Tout comme la maison de gardien qui est assez unique en son genre, la lanterne diffère notablement des types adoptés à cette époque pour les feux de même ordre dans le Finistère. Vitrée seulement sur la moitié de la circonférence, elle présente un diamètre de 4 m contre 1 m 80 habituellement. Cette augmentation a pour but d’annuler autant que possible les angles d’indécision qui existent entre chacun des secteurs et de donner ainsi plus de sécurité à la navigation.
Dans ses premières décennies de fonctionnement, le foyer lumineux est constitué d’une lampe à pétrole à deux mèches placée à 6m10 au-dessus du sol, soit 34m au-dessus des plus hautes mers.

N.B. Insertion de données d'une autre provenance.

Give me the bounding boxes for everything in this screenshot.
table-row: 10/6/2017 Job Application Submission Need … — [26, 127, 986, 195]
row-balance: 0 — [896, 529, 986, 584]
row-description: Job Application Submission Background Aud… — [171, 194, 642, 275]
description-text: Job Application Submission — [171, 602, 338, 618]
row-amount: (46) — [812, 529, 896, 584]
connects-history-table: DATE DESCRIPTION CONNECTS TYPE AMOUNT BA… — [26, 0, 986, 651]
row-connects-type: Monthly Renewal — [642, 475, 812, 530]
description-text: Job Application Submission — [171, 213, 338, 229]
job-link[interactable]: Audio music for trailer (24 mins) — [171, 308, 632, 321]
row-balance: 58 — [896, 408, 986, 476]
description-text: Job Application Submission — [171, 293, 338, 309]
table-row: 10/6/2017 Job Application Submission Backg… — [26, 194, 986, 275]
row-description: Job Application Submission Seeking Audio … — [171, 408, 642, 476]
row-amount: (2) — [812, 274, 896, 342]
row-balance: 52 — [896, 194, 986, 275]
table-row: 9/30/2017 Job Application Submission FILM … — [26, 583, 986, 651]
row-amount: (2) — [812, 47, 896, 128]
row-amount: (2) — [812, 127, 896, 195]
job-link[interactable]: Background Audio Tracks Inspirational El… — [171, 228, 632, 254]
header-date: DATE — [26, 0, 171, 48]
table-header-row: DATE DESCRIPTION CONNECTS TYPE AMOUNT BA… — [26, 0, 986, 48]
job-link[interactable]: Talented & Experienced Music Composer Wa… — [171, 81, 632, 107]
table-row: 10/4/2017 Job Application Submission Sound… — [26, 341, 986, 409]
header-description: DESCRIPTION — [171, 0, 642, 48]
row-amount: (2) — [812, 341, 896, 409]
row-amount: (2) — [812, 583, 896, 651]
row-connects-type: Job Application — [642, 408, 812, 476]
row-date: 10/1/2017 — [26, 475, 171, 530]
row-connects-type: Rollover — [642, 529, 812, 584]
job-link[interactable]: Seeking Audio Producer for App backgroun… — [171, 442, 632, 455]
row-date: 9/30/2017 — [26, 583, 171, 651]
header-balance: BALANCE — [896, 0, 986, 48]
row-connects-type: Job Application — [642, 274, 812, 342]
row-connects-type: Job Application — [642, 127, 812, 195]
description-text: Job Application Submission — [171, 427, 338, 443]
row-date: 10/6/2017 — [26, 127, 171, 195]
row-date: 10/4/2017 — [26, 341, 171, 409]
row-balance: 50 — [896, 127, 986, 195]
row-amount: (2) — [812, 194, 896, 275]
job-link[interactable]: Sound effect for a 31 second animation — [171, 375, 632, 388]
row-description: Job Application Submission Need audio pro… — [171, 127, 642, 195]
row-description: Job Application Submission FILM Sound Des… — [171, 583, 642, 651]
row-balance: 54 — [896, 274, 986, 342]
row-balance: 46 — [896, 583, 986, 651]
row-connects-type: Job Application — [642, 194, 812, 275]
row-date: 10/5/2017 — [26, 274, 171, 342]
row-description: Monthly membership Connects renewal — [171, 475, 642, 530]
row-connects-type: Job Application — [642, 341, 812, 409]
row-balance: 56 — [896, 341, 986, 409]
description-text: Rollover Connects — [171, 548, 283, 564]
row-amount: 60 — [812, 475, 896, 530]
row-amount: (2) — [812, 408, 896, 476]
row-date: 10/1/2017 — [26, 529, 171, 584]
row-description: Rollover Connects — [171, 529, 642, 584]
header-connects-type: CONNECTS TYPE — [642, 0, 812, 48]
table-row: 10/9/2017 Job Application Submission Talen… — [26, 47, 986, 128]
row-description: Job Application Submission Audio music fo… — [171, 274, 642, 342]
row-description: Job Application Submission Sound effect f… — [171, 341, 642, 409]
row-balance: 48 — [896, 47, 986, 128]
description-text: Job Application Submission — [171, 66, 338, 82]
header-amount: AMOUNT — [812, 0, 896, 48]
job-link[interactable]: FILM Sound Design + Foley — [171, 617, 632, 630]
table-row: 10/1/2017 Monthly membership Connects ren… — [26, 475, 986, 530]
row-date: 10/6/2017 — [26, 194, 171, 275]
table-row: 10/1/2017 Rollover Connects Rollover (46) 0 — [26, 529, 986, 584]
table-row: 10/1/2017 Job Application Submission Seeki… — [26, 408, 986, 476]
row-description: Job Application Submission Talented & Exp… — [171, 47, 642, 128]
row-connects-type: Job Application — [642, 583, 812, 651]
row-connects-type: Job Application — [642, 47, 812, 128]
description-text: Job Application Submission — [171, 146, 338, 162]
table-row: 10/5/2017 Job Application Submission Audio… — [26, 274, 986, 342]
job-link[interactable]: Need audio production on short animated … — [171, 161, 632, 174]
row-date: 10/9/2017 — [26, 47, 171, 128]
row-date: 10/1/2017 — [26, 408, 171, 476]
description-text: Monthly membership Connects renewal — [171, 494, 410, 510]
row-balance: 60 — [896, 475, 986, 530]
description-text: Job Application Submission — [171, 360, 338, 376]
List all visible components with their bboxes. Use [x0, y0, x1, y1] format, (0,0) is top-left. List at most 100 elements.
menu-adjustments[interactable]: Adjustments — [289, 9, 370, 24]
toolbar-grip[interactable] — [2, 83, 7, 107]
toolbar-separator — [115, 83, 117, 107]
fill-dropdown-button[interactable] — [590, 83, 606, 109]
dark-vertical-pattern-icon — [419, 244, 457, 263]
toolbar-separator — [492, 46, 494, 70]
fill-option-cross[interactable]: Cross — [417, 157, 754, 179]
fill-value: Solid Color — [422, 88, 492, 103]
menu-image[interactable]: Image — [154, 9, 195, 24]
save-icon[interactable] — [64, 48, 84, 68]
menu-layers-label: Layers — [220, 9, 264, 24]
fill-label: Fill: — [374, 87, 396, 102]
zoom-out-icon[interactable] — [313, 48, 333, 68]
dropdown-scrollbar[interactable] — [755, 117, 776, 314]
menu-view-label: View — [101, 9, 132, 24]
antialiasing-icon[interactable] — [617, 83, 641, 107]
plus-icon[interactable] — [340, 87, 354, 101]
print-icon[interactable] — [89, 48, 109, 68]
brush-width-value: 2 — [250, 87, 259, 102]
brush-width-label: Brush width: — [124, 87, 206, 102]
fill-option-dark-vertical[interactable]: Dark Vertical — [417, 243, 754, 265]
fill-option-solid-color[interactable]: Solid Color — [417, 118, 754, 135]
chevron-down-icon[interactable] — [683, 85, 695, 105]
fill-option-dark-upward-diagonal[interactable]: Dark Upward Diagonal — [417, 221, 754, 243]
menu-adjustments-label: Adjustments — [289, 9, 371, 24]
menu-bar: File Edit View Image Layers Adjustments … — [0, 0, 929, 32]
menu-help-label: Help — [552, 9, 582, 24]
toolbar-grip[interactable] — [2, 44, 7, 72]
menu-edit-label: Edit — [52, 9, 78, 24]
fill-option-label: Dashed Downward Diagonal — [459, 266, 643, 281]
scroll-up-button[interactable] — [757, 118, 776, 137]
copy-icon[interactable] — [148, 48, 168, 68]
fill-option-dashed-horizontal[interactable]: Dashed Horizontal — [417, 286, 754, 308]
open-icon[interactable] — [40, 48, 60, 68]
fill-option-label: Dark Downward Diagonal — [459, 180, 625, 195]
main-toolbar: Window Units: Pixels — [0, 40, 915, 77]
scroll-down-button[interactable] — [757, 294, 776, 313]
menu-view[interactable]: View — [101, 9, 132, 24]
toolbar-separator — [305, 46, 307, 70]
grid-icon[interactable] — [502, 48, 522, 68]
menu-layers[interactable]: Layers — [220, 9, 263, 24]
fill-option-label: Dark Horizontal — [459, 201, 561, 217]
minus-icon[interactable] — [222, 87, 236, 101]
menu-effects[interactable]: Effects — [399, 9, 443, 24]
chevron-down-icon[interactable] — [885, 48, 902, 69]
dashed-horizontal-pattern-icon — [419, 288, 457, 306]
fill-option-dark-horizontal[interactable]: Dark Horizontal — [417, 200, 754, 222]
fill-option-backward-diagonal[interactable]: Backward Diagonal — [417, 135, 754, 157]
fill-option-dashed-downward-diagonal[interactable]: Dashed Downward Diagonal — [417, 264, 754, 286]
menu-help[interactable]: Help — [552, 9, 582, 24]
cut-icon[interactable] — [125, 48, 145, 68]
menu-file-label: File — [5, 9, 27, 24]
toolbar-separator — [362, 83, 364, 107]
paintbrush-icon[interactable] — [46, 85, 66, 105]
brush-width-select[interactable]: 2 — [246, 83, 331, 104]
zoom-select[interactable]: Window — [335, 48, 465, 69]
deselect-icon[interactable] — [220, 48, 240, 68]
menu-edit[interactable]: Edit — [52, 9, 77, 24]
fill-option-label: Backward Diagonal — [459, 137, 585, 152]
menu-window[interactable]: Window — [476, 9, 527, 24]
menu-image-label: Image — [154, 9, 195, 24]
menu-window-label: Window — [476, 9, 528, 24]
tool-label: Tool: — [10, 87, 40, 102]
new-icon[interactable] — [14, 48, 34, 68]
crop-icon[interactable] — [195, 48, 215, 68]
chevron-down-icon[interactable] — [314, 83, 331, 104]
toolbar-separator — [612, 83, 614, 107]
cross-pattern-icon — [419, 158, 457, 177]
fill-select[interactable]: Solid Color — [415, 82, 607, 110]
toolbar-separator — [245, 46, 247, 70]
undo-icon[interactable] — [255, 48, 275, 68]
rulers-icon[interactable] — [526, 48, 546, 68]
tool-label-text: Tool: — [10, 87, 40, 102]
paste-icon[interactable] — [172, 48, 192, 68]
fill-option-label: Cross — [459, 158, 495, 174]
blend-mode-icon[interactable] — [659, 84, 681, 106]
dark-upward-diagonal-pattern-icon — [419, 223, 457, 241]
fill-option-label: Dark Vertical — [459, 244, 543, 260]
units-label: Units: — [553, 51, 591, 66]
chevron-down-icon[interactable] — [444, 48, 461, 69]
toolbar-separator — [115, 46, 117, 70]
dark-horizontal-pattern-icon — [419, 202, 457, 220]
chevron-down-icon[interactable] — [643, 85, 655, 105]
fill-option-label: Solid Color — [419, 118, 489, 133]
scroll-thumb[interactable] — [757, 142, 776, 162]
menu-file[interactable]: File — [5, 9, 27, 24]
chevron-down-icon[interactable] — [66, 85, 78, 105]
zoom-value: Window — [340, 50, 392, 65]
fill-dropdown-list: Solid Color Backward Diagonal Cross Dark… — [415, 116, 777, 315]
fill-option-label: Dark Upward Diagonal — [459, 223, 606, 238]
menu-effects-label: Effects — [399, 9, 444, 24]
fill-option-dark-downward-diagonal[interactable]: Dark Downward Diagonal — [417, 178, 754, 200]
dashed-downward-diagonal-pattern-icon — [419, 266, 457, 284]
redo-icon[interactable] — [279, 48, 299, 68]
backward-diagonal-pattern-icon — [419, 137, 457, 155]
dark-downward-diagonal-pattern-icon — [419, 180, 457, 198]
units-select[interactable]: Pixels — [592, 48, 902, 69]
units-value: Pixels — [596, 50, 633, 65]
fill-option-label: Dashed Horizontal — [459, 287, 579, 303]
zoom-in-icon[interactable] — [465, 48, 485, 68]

Le premier changement dans le système d’éclairage intervient en 1911 avec le remplacement des mèches par un manchon à pétrole.
Puis, au début des années 1930, un secteur vert est substitué au secteur obscur et le feu devient à occultations. Electrifié en 1965 et automatisé en 1993, le phare du Millier fonctionne en 2024 au moyen d’une lampe halogène et ses différents secteurs blanc, verts et rouges à 2 occultations toutes les 6 secondes se voient à 11, 12 et 16 milles selon la couleur.
Six familles de gardiens s’y succèdent de 1880 à 1993. C’est à l’une d’elles – les MALGORN, gardiens de 1945 à 1968 - que l’on doit le rehaussement du logis. En effet, l’été 1950 voit les combles du logis devenir un véritable étage habitable et éclairé par deux nouvelles lucarnes.
En 2024 l’édifice est la propriété du Conservatoire du littoral et est ouvert au public dans la période estivale malgré un accès à la lanterne réservé aux Phares et Balises.